Around the same time as Jack and the Beanstalk, Martin Gates also made a modestly likeable version of The Ugly Duckling (1997). In both of these fairytale adaptations, Gates and co-writer Sue Radley expand the familiar tale out and essentially build another entire story around it. This is most noticeable here when it comes to the character of Jack. Traditionally Jack is played as a dimwit who trades the only cow he and his mother have for what someone tells him is magic beans. In the film, Gates and Radley cast Jack as an ordinary kid who gets swindled out of the donkey by a crooked auctioneer and his assistant who give him a bag of beans that Jack thinks is full of coins.

Much wider changes come when the film gets up into the giant’s cloud kingdom.

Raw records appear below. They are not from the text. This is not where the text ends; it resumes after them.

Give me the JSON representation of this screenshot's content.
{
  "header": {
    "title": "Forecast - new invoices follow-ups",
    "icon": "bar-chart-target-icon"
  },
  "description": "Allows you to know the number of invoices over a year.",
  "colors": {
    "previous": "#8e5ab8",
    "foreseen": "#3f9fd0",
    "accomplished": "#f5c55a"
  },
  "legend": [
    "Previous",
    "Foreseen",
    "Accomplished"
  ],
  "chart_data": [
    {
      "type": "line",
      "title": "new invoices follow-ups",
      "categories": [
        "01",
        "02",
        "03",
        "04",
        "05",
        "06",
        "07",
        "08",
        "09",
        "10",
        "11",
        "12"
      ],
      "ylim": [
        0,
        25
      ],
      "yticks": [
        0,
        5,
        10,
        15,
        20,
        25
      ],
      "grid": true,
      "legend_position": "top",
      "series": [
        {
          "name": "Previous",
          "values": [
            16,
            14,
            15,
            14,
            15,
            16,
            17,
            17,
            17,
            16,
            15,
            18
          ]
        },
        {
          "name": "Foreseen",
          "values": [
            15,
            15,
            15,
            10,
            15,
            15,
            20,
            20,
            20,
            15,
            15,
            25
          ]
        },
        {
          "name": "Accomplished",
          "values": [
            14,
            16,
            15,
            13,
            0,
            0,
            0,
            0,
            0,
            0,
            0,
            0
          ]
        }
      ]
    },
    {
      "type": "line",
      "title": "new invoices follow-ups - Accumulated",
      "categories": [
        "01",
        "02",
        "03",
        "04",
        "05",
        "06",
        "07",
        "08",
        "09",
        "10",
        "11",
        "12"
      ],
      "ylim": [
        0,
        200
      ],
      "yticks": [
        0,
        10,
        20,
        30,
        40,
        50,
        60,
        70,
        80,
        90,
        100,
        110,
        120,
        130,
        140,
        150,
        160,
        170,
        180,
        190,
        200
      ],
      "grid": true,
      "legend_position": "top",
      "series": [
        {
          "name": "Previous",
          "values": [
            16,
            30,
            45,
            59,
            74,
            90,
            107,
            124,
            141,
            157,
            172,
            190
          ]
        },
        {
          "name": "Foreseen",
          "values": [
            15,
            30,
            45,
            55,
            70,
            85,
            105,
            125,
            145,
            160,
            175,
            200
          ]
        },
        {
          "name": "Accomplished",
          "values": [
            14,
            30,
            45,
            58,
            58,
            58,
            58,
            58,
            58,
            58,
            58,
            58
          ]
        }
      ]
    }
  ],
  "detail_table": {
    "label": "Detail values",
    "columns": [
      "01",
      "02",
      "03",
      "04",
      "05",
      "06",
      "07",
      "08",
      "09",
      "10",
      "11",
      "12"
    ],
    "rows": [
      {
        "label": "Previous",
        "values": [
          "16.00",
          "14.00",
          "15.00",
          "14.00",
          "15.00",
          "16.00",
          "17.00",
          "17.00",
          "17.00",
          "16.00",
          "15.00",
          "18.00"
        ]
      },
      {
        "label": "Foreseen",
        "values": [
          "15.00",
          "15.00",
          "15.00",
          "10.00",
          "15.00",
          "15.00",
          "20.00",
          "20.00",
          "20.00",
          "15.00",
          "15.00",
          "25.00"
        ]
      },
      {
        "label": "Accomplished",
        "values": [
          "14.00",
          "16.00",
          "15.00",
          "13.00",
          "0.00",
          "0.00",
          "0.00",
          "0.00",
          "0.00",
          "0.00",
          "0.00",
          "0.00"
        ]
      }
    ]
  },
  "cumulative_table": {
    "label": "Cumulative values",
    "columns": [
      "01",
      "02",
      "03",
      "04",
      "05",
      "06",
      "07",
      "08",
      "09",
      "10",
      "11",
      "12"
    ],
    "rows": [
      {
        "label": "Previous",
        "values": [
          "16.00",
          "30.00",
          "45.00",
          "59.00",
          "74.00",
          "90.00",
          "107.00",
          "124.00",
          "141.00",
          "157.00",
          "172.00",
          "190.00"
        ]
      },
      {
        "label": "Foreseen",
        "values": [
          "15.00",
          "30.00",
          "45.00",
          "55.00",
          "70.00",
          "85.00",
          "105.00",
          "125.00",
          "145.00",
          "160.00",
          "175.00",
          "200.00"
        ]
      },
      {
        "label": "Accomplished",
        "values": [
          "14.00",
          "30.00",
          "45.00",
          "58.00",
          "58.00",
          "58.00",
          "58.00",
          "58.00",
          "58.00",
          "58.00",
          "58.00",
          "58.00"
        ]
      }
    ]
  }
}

There Martin Gates and Sue Radley embellish the traditional story considerably, peopling the cloud realm with numerous villagers and creatures, as well as giving Jack two companions – a young girl and, in a prefigural of Shrek (2001), a talking donkey companion.

There are certainly some peculiar creatures around the side of the film – most appealing is a couple of Cockney-accented vultures, not to mention a golden egg-laying goose who claims to really be “a free-range hen” and a singing harp that professes she is “very highly strung”. The Dark Riders that threaten the realm are a blatant theft from J.R.R. Tolkien’s The Lord of the Rings (1954-6).

On the minus side, the story is very picaresque. Some sequences such as the venture into troll labyrinth and much of the film’s descent into inane slapstick could have been axed. The film is also notable in its dramatically contorted appeal to non-violence – Jack dispatches a troll teetering on the edge of a precipice by going “boo”, while the giant is finally disposed of not by confrontation or combat but by a lightning bolt striking a fork it is holding and causing its castle to collapse around it.